Sabtu, 13 Februari 2016

Di Bawah Panji Kuning #1

Hari Pertama Masuk SMA

Aku Ahmad, anak dari pasangan bapak Sis dan ibu Isti. Bapakku adalah seorang kepala di sebuah sekolah swasta di mana aku akan menghabiskan karirku sebagai seorang pelajar SMA. Ya, aku adalah anak seorang kepala sekolah. Sedang ibuku adalah seorang Pegawai Negeri Sipil yang mengajar di sebuah SD di kecamatan sebelah. Aku memiliki seorang saudara kandung. Ia adalah kakakku, Hakim. Kakakku seorang Mahasiswa semester tua di Fakultas Teknik Komputer di sebuah Perguruan Tinggi swasta. Sedang aku baru saja lulus SMP dan segera akan menjadi salah satu siswa di SMA yang dikepalai oleh bapakku. Semua berawal dari hari pertamaku masuk SMA.

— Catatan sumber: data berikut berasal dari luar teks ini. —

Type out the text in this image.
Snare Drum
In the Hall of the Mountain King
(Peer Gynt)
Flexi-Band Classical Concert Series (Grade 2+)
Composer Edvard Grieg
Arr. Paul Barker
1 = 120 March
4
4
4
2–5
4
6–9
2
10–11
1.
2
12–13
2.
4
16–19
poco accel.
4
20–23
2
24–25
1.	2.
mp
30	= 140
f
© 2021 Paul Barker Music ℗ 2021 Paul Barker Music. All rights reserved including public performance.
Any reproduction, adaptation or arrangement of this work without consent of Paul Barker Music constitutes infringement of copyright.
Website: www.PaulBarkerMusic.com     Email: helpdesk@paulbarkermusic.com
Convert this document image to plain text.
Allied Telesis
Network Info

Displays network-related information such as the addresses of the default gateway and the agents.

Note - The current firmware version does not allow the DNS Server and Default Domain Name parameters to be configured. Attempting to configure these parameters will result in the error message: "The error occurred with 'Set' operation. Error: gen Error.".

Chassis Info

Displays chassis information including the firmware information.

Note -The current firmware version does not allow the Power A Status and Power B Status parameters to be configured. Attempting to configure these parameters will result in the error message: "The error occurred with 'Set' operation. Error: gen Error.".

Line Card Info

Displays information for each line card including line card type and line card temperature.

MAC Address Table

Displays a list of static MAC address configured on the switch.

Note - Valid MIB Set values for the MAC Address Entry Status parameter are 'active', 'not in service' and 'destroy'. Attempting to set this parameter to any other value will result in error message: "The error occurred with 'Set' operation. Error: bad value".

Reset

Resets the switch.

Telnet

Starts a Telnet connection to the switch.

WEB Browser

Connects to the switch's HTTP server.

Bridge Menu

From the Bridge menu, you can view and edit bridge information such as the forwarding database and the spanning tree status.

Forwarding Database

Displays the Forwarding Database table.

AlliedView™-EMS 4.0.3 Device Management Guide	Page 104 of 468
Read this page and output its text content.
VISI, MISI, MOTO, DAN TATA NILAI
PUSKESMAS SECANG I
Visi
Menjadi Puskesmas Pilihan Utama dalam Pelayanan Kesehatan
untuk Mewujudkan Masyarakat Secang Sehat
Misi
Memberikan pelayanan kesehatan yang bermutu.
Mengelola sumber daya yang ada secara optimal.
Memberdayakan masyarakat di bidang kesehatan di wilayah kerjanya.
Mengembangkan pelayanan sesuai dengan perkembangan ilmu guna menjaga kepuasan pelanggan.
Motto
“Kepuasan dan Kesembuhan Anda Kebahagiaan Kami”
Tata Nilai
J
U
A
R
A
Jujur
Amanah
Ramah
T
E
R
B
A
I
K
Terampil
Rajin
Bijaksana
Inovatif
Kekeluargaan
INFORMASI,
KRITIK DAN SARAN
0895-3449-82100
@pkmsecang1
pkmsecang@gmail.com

Apa yang ada di benak seseorang ketika menghadapi hari pertamanya masuk SMA? Senang? Deg-degan? Penasaran? Takut? Malu? Perasaan-perasaan penuh tanya itulah yang biasa terngiang lagi bergejolak di dalam hati seorang siswa baru. Semua serba baru; seragam baru, tas baru, buku baru, teman baru, kelas baru, dan tak ketinggalan adalah semangat baru. Seorang siswa SMA baru, akan merasa terlahir kembali sebagai manusia dengan seperangkat jati diri yang lain dari sebelumnya. Dinamika psikologis inilah yang sementara akan membuatnya lupa dengan beragam kisah di masa ketika ia duduk di bangku SMP. Memorinya semasa SMP akan seketika tergusur rata dengan suasana hati saat ia menginjakkan langkah pertamanya menuju jenjang SMA. Beragam siasat ia siapkan guna menghadapi hari bersejarah yang tak akan pernah tercatat secara resmi dalam dokumen kelulusan itu. Ia akan berusaha untuk tetap jaim serta sekuat tenaga menutupi karakter aslinya sampai ia merasa nyaman untuk menunjukkannya. Demikianlah kiranya warna-warni di hari pertama masuk sekolah.

Namun, semua kegegeran itu tidak terjadi pada diriku. Hari pertamaku masuk SMA benar-benar bebas dari euforia tersebut. Kuhinggapi hari itu dengan ekspresi super datar.

Hari itu, hari pertamaku masuk SMA. Ketika sang fajar menyibakkan tabir kegelapan di ufuk timur, aku segera melompat dari ranjang lalu kemudian kuraih sehelai kain handuk di gantungan dan aku pun siap untuk mandi. Namun nampaknya aku kesiangan lagi. Aku beranjak ke kamar mandi dengan diiringi merdunya omelan ibu.

“Tadi pas orang lagi sibuk bukannya cepetan mandi malah tidur. Giliran ibu udah mau selesai, mau mandi malah keduluan kamu yang baru bangun. Gimana ibu gak telat mad... mad...” ujar ibuku, kesal.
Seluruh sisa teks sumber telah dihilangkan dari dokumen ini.